英語メディアが伝える「JAPAN」をご紹介するこのコラム、今週も民主党の代表選についてです。指導者がコロコロ入れ替わる日本政治に対して英語メディアが「回転扉 (revolving door)」という用語を使っていたのは自民党時代からのことですが、最近では「merry-go-round (メリーゴーラウンド)」という、楽しげなのか物悲しいのか分からない表現も、主要紙で使われています。経済大国日本がそれでは困るのは英語メディアのどれもが一致するところですが、では菅直人氏と小沢一郎氏のどちらが——となると、片方に断定する新聞もあれば、「うーんどっちもどっちで」と困っている様子の新聞もあり……。(gooニュース 加藤祐子)

○ メリーゴーラウンドの弊害

英『エコノミスト』誌が8月末の記事で、「デフレが居座っている」この状況で与党が分裂し、総理大臣が「たえまないメリーゴーラウンド(constant merry-go-round)」でくるくる変わっている場合かと書いているのは、先週のコラムでご紹介しました。
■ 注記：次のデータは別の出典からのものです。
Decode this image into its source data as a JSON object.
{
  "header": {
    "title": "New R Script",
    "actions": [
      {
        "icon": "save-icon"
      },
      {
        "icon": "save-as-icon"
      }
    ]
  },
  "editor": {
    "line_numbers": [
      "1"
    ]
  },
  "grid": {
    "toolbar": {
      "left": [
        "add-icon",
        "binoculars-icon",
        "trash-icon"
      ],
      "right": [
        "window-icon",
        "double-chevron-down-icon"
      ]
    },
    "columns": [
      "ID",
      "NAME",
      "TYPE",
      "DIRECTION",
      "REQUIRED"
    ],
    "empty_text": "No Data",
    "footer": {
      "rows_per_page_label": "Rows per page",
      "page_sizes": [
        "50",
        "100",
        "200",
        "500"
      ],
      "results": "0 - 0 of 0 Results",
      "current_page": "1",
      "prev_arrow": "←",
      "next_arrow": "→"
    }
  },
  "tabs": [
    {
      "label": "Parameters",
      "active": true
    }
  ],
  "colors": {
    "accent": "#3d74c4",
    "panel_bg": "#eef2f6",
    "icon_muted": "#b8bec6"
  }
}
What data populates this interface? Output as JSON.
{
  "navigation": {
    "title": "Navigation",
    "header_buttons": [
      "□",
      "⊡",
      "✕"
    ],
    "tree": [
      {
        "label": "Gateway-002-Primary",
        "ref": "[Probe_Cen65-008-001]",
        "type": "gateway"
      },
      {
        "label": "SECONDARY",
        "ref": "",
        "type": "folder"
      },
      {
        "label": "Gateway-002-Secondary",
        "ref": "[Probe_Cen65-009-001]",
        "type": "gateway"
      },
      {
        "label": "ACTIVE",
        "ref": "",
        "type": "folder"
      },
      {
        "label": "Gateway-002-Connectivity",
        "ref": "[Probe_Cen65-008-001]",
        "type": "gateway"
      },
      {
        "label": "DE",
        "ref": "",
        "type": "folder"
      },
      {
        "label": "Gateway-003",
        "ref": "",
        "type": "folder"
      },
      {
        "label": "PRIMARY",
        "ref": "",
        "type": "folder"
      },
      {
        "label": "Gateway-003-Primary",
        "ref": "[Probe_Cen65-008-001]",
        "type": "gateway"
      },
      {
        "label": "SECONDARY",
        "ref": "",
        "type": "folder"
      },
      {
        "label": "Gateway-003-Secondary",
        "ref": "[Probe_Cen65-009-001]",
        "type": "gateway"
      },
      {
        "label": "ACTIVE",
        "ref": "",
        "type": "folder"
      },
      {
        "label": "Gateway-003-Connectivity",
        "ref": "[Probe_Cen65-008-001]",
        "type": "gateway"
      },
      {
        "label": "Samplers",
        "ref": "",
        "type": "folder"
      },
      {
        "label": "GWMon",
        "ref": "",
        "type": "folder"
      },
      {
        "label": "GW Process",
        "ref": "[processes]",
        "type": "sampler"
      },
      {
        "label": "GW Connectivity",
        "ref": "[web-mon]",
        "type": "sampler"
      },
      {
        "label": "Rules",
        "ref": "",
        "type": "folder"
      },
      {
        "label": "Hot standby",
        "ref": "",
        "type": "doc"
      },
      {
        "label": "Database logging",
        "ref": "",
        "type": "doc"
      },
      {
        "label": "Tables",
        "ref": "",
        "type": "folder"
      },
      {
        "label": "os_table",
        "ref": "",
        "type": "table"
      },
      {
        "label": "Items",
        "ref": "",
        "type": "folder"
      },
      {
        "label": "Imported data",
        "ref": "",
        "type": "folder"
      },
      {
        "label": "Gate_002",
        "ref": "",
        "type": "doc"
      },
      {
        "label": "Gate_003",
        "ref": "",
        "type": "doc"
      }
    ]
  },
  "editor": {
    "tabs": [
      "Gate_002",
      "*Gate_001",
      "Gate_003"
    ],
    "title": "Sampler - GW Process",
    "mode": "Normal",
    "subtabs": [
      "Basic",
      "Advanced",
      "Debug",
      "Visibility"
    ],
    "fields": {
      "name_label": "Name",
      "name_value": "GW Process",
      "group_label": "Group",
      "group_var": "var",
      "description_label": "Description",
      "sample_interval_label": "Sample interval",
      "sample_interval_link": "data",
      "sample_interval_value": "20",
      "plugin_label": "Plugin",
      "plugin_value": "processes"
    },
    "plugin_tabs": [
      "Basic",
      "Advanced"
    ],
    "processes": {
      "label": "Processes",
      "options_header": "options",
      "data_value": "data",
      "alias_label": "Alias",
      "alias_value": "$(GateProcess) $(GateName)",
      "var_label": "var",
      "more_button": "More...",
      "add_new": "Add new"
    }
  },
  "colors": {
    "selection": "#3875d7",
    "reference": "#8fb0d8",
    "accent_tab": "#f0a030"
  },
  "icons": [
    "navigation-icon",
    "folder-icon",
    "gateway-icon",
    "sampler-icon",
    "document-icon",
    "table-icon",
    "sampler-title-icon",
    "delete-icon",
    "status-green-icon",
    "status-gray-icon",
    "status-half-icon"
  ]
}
 その後、英『フィナンシャル・タイムズ(FT)』紙のアジア編集長デビッド・ピリング記者(前東京支局長)は9月1日付の記事で、「かつてアンディ・ウォーホルは、いずれは誰もが15分間だけなら有名になれるだろうと予言した。日本人は今やそれよりもっと平等なシステムを構築しつつある。日本では誰もが15分間だけなら総理大臣になれるのだ」と(いかにもイギリス人らしく)皮肉たっぷりに書いています。15分ならメリーゴーラウンド1回分よりは長い、とか喜んでいる場合ではありません(ちなみにこれも先週ご紹介したように、FTは社説で「小沢首相」になったら日本は「とんでもないことになる」とはっきり書いています)。
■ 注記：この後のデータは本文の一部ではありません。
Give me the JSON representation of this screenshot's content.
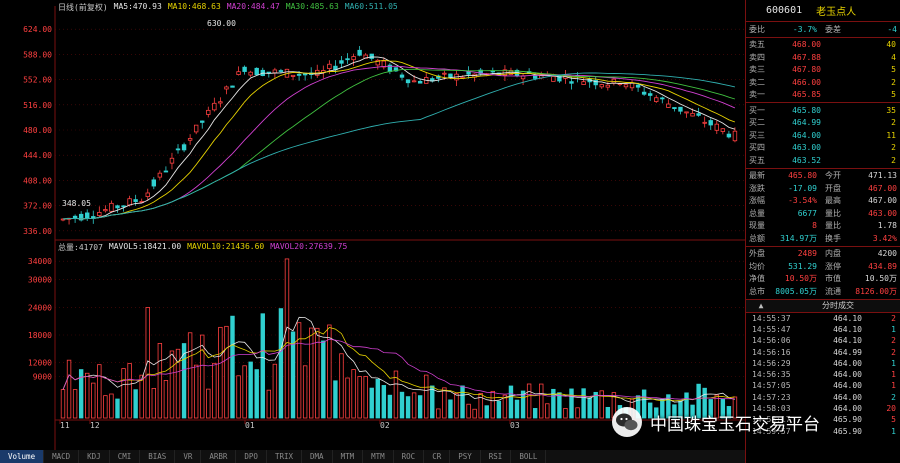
{
  "chart_legend": {
    "label": "日线(前复权)",
    "ma5": "MA5:470.93",
    "ma10": "MA10:468.63",
    "ma20": "MA20:484.47",
    "ma30": "MA30:485.63",
    "ma60": "MA60:511.05"
  },
  "volume_legend": {
    "label": "总量:41707",
    "mavol5": "MAVOL5:18421.00",
    "mavol10": "MAVOL10:21436.60",
    "mavol20": "MAVOL20:27639.75"
  },
  "price_axis": [
    "624.00",
    "588.00",
    "552.00",
    "516.00",
    "480.00",
    "444.00",
    "408.00",
    "372.00",
    "336.00"
  ],
  "volume_axis": [
    "34000",
    "30000",
    "24000",
    "18000",
    "12000",
    "9000"
  ],
  "annotations": {
    "high": "630.00",
    "low": "348.05"
  },
  "x_axis": [
    "11",
    "12",
    "01",
    "02",
    "03"
  ],
  "bottom_indicators": [
    "Volume",
    "MACD",
    "KDJ",
    "CMI",
    "BIAS",
    "VR",
    "ARBR",
    "DPO",
    "TRIX",
    "DMA",
    "MTM",
    "MTM",
    "ROC",
    "CR",
    "PSY",
    "RSI",
    "BOLL"
  ],
  "quote": {
    "code": "600601",
    "name": "老玉点人",
    "ratio": {
      "l": "委比",
      "v": "-3.7%",
      "l2": "委差",
      "v2": "-4"
    },
    "asks": [
      {
        "l": "卖五",
        "p": "468.00",
        "v": "40"
      },
      {
        "l": "卖四",
        "p": "467.88",
        "v": "4"
      },
      {
        "l": "卖三",
        "p": "467.80",
        "v": "5"
      },
      {
        "l": "卖二",
        "p": "466.00",
        "v": "2"
      },
      {
        "l": "卖一",
        "p": "465.85",
        "v": "5"
      }
    ],
    "bids": [
      {
        "l": "买一",
        "p": "465.80",
        "v": "35"
      },
      {
        "l": "买二",
        "p": "464.99",
        "v": "2"
      },
      {
        "l": "买三",
        "p": "464.00",
        "v": "11"
      },
      {
        "l": "买四",
        "p": "463.00",
        "v": "2"
      },
      {
        "l": "买五",
        "p": "463.52",
        "v": "2"
      }
    ],
    "stats": [
      {
        "l": "最新",
        "v": "465.80",
        "l2": "今开",
        "v2": "471.13"
      },
      {
        "l": "涨跌",
        "v": "-17.09",
        "l2": "开盘",
        "v2": "467.00"
      },
      {
        "l": "涨幅",
        "v": "-3.54%",
        "l2": "最高",
        "v2": "467.00"
      },
      {
        "l": "总量",
        "v": "6677",
        "l2": "量比",
        "v2": "463.00"
      },
      {
        "l": "现量",
        "v": "8",
        "l2": "量比",
        "v2": "1.78"
      },
      {
        "l": "总额",
        "v": "314.97万",
        "l2": "换手",
        "v2": "3.42%"
      }
    ],
    "stats2": [
      {
        "l": "外盘",
        "v": "2489",
        "l2": "内盘",
        "v2": "4200"
      },
      {
        "l": "均价",
        "v": "531.29",
        "l2": "涨停",
        "v2": "434.89"
      },
      {
        "l": "净值",
        "v": "10.50万",
        "l2": "市值",
        "v2": "10.50万"
      },
      {
        "l": "总市",
        "v": "8005.05万",
        "l2": "流通",
        "v2": "8126.00万"
      }
    ],
    "tab_label": "分时成交",
    "ticks": [
      {
        "t": "14:55:37",
        "p": "464.10",
        "v": "2"
      },
      {
        "t": "14:55:47",
        "p": "464.10",
        "v": "1"
      },
      {
        "t": "14:56:06",
        "p": "464.10",
        "v": "2"
      },
      {
        "t": "14:56:16",
        "p": "464.99",
        "v": "2"
      },
      {
        "t": "14:56:29",
        "p": "464.00",
        "v": "1"
      },
      {
        "t": "14:56:35",
        "p": "464.00",
        "v": "1"
      },
      {
        "t": "14:57:05",
        "p": "464.00",
        "v": "1"
      },
      {
        "t": "14:57:23",
        "p": "464.00",
        "v": "2"
      },
      {
        "t": "14:58:03",
        "p": "464.00",
        "v": "20"
      },
      {
        "t": "14:58:17",
        "p": "465.90",
        "v": "5"
      },
      {
        "t": "14:59:57",
        "p": "465.90",
        "v": "1"
      }
    ]
  },
  "watermark": "中国珠宝玉石交易平台",
  "colors": {
    "up": "#ff4040",
    "down": "#30d0d0",
    "ma5": "#e6e6e6",
    "ma10": "#e6d200",
    "ma20": "#d040d0",
    "ma30": "#40c040",
    "ma60": "#30b0b0"
  }
}
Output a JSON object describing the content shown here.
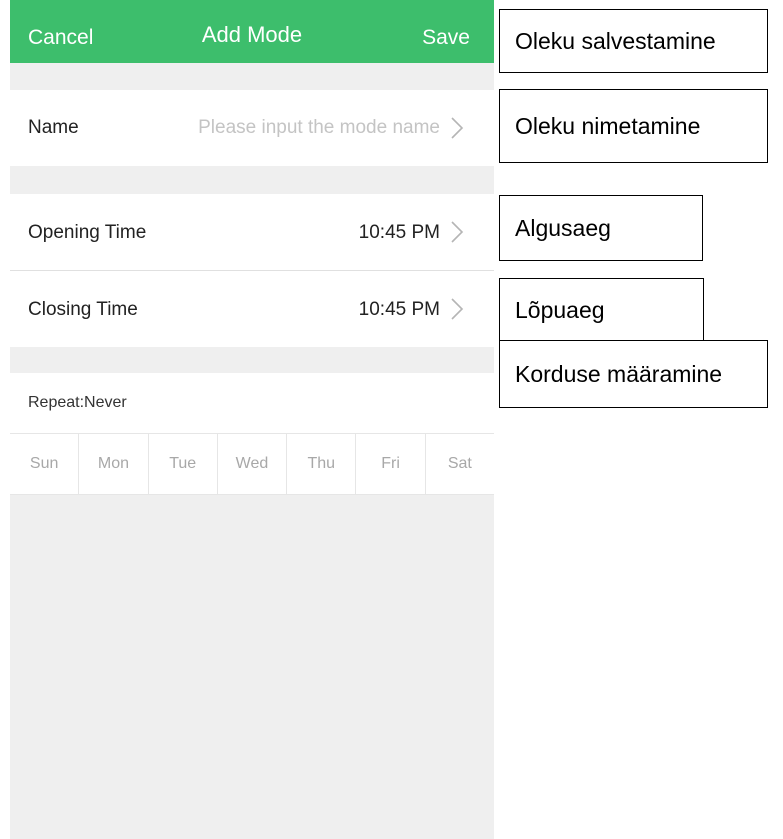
{
  "navbar": {
    "cancel_label": "Cancel",
    "title": "Add Mode",
    "save_label": "Save",
    "color": "#3dbe6c"
  },
  "name_row": {
    "label": "Name",
    "placeholder": "Please input the mode name"
  },
  "opening_row": {
    "label": "Opening Time",
    "value": "10:45 PM"
  },
  "closing_row": {
    "label": "Closing Time",
    "value": "10:45 PM"
  },
  "repeat": {
    "label": "Repeat:Never",
    "days": [
      "Sun",
      "Mon",
      "Tue",
      "Wed",
      "Thu",
      "Fri",
      "Sat"
    ]
  },
  "annotations": {
    "save": "Oleku salvestamine",
    "name": "Oleku nimetamine",
    "opening": "Algusaeg",
    "closing": "Lõpuaeg",
    "repeat": "Korduse määramine"
  },
  "icons": {
    "row_chevron": "chevron-right-icon"
  }
}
続いて米『ニューヨーク・タイムズ(NYT)』紙も9月6日付の社説に「Japan’s Leadership Merry-Go-Round(日本の指導者たちのメリーゴーラウンド状態)」という見出しをとる始末。いわく、「日本では指導者たちがしょっちゅう入れ替わる。クラクラするし、ますます逆効果だ(increasingly counterproductive)」とバッサリ。これでは「新しい政策を導入する時間もろくにないし、新政策を効果的に実行する時間はもっと足りない」と。

日本は「世界第3位の経済大国」(2位ではない3位というこの呼び方がもう使われています)で、地域の大国なのだから、「活力あふれる、理念のしっかりしたリーダーシップを一定期間にわたり提供できる総理大臣」、「世界の景気後退脱出に役立つ経済政策に国民の支持をとりつけ、アメリカと強力な同盟関係を維持できる総理大臣」を必要としているのだと、NYTは主張します。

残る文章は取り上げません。